Dog Day Afternoon
Cleveland, Ohio, June 24, 2005 — No matter when the Cleveland Grand Prix is run, it always seems to be hot and humid. One worker said if this race was run in February, it would still be ninety degrees.
Is There Such A Thing As Too Much Racing? Once again, I'm here not just for Deep Throttle, but to also drive the transport trucks, shuttling the flaggers, food, drinks, and supplies to and from the circuit When I first looked at the schedule, I balked at volunteering to work again, instead just applying for press credentials.
However, the SCCA was desperate for transport drivers, so I agreed to work. To be truthful, I have it easy. I can duck in for shade when I need it, and when I'm in the truck, I can blast the A/C. It's the corner workers who have it tough.
They are out on a track that offers no shade whatsoever, have to stand most of the time, and are forced to wear long pants and long sleeves. This, on a weekend where a heat wave came in just as the event got started, pushing temperatures well into the 90s with high humidity and barely a cloud in the sky to shield the sun.
Thus, the question has to be asked. Why is this event, unlike previous years, so jammed pack with races forcing marathon session that would cause slaves to revolt?
The workers don't get off the track till around 8:00 p.m. the first two days and past five the final day. The flaggers' meeting starts the day first thing in the morning. I know there were flaggers who planned to attend, but changed their mind at the last minute after seeing the schedule. They had no desire to work 12-hour days.
As it is, the date change to this weekend conflicts with the Mid-Ohio vintage event as well as the June Sprints at Road America. That alone caused an issue with getting workers to Cleveland. The long days didn't help.
This of course is not a knock on the corner workers. You won't find a more dedicated group of volunteers, and they all enjoyed themselves. They are a godsend to the sport. However, they did roll their eyes when I asked them their thoughts on the length of the day. Even great passions have their limits.

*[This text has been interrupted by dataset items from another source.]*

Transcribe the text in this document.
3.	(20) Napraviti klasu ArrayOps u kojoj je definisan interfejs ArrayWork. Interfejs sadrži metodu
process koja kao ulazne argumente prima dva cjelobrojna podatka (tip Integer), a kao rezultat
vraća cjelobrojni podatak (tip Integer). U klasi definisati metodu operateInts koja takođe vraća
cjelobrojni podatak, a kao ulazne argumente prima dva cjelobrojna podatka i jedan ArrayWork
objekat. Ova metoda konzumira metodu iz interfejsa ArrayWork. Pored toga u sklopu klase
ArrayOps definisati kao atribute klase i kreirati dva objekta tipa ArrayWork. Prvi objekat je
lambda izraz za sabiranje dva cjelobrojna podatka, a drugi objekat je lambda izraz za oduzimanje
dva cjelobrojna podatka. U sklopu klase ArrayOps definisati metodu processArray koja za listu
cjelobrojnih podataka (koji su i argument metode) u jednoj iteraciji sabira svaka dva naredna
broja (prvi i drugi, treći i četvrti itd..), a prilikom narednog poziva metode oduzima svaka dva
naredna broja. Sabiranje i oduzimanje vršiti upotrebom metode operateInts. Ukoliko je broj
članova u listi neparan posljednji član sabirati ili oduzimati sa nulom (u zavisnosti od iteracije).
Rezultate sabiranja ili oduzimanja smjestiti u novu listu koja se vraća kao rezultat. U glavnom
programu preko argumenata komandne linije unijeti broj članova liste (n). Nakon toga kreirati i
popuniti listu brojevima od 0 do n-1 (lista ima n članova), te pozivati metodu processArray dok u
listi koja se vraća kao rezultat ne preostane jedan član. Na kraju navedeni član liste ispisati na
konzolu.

A Fallen Angel In White. Speaking of the corner workers, their weekend is being run with a sadness in their hearts. One of their own, Glenn Miller, a longtime Cleveland Grand Prix volunteer, is no longer with them.

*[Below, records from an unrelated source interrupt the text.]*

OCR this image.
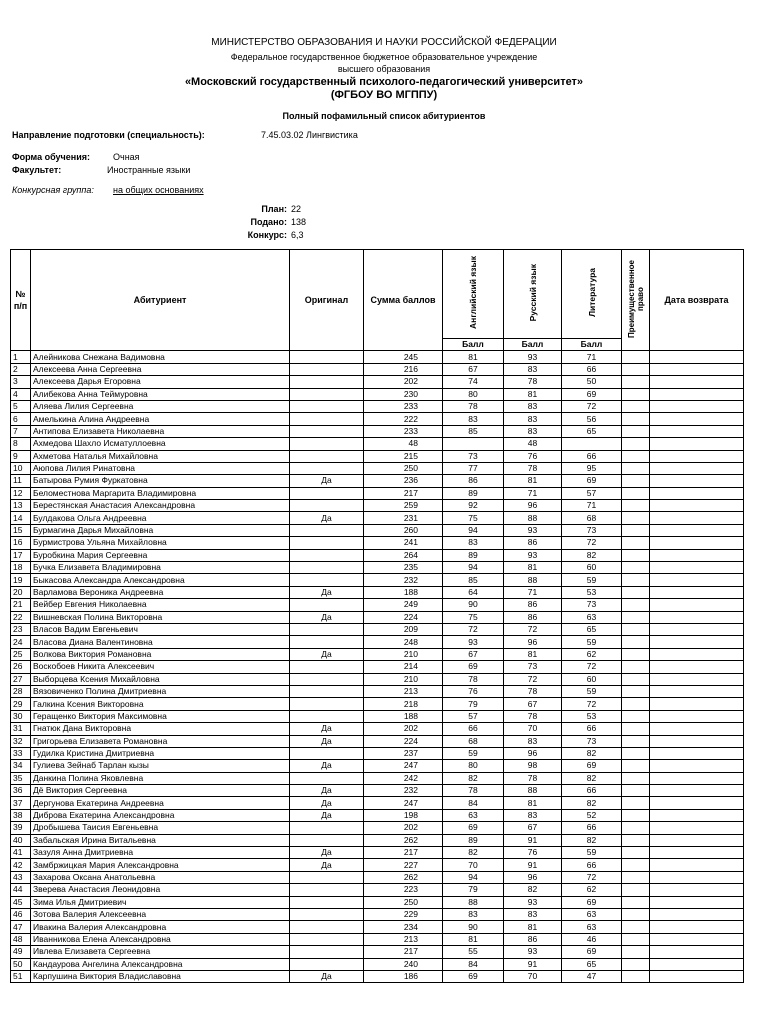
МИНИСТЕРСТВО ОБРАЗОВАНИЯ И НАУКИ РОССИЙСКОЙ ФЕДЕРАЦИИ
Федеральное государственное бюджетное образовательное учреждение
высшего образования
«Московский государственный психолого-педагогический университет»
(ФГБОУ ВО МГППУ)
Полный пофамильный список абитуриентов
Направление подготовки (специальность):	7.45.03.02 Лингвистика
Форма обучения:	Очная
Факультет:	Иностранные языки
Конкурсная группа: на общих основаниях
План: 22
Подано: 138
Конкурс: 6,3
№ п/п	Абитуриент	Оригинал	Сумма баллов	Английский язык	Русский язык	Литература	Преимущественное право	Дата возврата
				Балл	Балл	Балл		
1	Алейникова Снежана Вадимовна		245	81	93	71		
2	Алексеева Анна Сергеевна		216	67	83	66		
3	Алексеева Дарья Егоровна		202	74	78	50		
4	Алибекова Анна Теймуровна		230	80	81	69		
5	Аляева Лилия Сергеевна		233	78	83	72		
6	Амелькина Алина Андреевна		222	83	83	56		
7	Антипова Елизавета Николаевна		233	85	83	65		
8	Ахмедова Шахло Исматуллоевна		48		48			
9	Ахметова Наталья Михайловна		215	73	76	66		
10	Аюпова Лилия Ринатовна		250	77	78	95		
11	Батырова Румия Фуркатовна	Да	236	86	81	69		
12	Беломестнова Маргарита Владимировна		217	89	71	57		
13	Берестянская Анастасия Александровна		259	92	96	71		
14	Булдакова Ольга Андреевна	Да	231	75	88	68		
15	Бурмагина Дарья Михайловна		260	94	93	73		
16	Бурмистрова Ульяна Михайловна		241	83	86	72		
17	Буробкина Мария Сергеевна		264	89	93	82		
18	Бучка Елизавета Владимировна		235	94	81	60		
19	Быкасова Александра Александровна		232	85	88	59		
20	Варламова Вероника Андреевна	Да	188	64	71	53		
21	Вейбер Евгения Николаевна		249	90	86	73		
22	Вишневская Полина Викторовна	Да	224	75	86	63		
23	Власов Вадим Евгеньевич		209	72	72	65		
24	Власова Диана Валентиновна		248	93	96	59		
25	Волкова Виктория Романовна	Да	210	67	81	62		
26	Воскобоев Никита Алексеевич		214	69	73	72		
27	Выборцева Ксения Михайловна		210	78	72	60		
28	Вязовиченко Полина Дмитриевна		213	76	78	59		
29	Галкина Ксения Викторовна		218	79	67	72		
30	Геращенко Виктория Максимовна		188	57	78	53		
31	Гнатюк Дана Викторовна	Да	202	66	70	66		
32	Григорьева Елизавета Романовна	Да	224	68	83	73		
33	Гудилка Кристина Дмитриевна		237	59	96	82		
34	Гулиева Зейнаб Тарлан кызы	Да	247	80	98	69		
35	Данкина Полина Яковлевна		242	82	78	82		
36	Дё Виктория Сергеевна	Да	232	78	88	66		
37	Дергунова Екатерина Андреевна	Да	247	84	81	82		
38	Диброва Екатерина Александровна	Да	198	63	83	52		
39	Дробышева Таисия Евгеньевна		202	69	67	66		
40	Забальская Ирина Витальевна		262	89	91	82		
41	Зазуля Анна Дмитриевна	Да	217	82	76	59		
42	Замбржицкая Мария Александровна	Да	227	70	91	66		
43	Захарова Оксана Анатольевна		262	94	96	72		
44	Зверева Анастасия Леонидовна		223	79	82	62		
45	Зима Илья Дмитриевич		250	88	93	69		
46	Зотова Валерия Алексеевна		229	83	83	63		
47	Ивакина Валерия Александровна		234	90	81	63		
48	Иванникова Елена Александровна		213	81	86	46		
49	Ивлева Елизавета Сергеевна		217	55	93	69		
50	Кандаурова Ангелина Александровна		240	84	91	65		
51	Карпушина Виктория Владиславовна	Да	186	69	70	47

Miller was tragically killed during a SCCA drivers' school at Nelson Ledges back in May. A car lost control on the backstraight, shot across the track, and fatally struck Miller. A death in racing is always tragic. Particular so when it happens to a volunteer worker who is out there purely for the love of the sport.
A First For Cleveland. Festivities in Cleveland kicked off Thursday night with a downtown party in the Old Warehouse District. For the first time, Cleveland held a Miss Grand Prix of Cleveland contest, which is part of the Faces of Champ Car yearlong competition to find the ultimate grid girl.
The turnout was lower than expected. Perhaps because it was a work night. Or, perhaps because the new style for this party hasn't caught on, yet. Cleveland has always enjoyed the Champ Cars, but to be honest, it's not like Toronto.
Speaking of that comparison, the beauty pageant also was not up to par with Toronto's Miss Molson Indy. It was better than Long Beach's contest, which was surprisingly a disappointment. Cleveland did hold it's own, but so far nothing has been able to match up with Toronto's beauty pageant.